I didn’t get there this day. I was there for the 700 and the result was expected. It felt like I could have cleaned it. Then I called 750 and the thinking began. Was my back ok, how's the hip, my mind running about the other athletes I was coaching. My normally blank mind was all over the place. It’s my turn. I approach the platform and I didn’t have that usual meet energy running through the surface of my skin and I was trying to create it. So I'm thinking about that. I'm thinking step up, grip, sit back, get tight. Long arms etc Blaa I was beat right there. You can read about this in an article I wrote earlier on this subject.

The Art of the Mindless Meat Head

I got beat at my own game and how?

I can only think it was due to just so many things out of whack. I’ve had meets in adversity before. I don’t know? Im not worried however it was an off day. I usually am very well at getting in that zone on command. I missed, no one bats 1000. I guess but it just reaffirms my prior article and as well this quote below by Dr. Allen Fox "Emotional Control" and tennis, as it fits like a glove.
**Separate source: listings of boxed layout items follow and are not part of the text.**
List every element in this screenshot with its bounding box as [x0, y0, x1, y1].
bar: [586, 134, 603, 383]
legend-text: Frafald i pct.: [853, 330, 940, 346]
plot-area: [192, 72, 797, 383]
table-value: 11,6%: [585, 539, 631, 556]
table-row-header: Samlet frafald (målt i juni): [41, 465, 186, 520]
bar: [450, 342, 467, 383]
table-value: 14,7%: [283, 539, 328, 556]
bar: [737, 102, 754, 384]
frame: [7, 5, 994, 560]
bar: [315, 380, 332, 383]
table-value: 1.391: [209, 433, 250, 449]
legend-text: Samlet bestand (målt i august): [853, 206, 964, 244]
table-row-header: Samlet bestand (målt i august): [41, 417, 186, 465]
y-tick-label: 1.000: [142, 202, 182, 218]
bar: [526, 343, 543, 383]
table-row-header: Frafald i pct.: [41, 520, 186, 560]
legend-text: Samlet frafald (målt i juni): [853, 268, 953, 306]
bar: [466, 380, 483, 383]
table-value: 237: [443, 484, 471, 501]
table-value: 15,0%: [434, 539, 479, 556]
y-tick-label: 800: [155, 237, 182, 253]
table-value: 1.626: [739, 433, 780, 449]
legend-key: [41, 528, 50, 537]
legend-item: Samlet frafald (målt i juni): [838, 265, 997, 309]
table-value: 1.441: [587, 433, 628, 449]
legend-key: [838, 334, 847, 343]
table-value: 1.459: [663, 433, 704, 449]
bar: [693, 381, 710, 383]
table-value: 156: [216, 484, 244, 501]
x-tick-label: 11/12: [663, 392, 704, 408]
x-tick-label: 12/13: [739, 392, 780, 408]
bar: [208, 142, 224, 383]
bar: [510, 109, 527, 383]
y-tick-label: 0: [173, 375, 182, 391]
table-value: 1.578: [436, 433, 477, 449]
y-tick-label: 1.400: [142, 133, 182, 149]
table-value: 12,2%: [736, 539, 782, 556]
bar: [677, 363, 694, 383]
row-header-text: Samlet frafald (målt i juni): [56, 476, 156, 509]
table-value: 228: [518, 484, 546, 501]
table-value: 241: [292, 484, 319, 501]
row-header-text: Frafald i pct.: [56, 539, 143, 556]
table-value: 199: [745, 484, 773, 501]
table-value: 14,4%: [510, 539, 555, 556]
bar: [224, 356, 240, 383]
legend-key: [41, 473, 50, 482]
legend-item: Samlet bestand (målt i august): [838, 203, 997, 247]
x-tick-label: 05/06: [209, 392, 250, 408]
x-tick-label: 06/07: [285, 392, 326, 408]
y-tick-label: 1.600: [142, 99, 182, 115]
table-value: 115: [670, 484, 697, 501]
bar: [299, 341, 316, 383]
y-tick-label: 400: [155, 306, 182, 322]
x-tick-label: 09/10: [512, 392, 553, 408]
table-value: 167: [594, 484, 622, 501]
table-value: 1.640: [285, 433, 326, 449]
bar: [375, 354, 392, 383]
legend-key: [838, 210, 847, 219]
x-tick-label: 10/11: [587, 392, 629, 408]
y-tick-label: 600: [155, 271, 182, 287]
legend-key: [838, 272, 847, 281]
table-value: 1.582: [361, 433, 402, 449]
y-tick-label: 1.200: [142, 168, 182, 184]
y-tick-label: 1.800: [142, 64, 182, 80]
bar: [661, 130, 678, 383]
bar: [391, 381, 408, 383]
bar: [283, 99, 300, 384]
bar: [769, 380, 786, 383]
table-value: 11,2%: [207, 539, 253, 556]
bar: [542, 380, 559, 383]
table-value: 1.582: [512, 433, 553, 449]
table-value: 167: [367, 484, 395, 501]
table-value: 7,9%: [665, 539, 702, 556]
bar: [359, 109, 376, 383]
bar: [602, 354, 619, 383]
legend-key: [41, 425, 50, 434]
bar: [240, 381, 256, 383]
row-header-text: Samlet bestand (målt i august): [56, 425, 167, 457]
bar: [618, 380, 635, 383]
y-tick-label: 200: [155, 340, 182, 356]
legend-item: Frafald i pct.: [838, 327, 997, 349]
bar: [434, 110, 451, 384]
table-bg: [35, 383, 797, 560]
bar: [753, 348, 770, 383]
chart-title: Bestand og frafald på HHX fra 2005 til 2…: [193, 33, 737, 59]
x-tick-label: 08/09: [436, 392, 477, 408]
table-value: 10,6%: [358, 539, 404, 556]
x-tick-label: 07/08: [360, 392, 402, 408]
“In a match, it's very necessary to maintain emotional control. And by "emotional control" I don't mean that you get angry or discouraged but that you just don't show it. By "emotional control," I mean two things:


One is, you don't have anger or discouragement or these emotions that hurt you.

And number two, you create emotions that are helpful to you, like aggression, and excitement, and optimism.

Now most people, their emotions tend to follow what's happening on the court. If they're playing badly, their emotions go down, and their game tends to follow. The great players don't let their emotions be determined by what's happening on the court— they use it, but they're trying to create the emotions themselves.

Maintaining emotional control is one of the keys to winning tennis matches.”

I create my own emotion. That’s what I didn’t after a long day with no food and running a charity event when I entered the meet last minute and pulled my first 725. That’s what Ive done in the past to break mine and others squat bench and DL records.

Come meet day you must create your own emotions, and you must let the physical body and unconscious mind take control over the conscious mind. The conscious mind and body is to slow and weak. To the conscious mind 750lb weighs 750LBS!!!!!! The unconscious just knows the movement patterns you instill on it, and weight is weight. Its an emotionless number unlit hat simply must be lifted, just another bar so do what you know, pick it up!!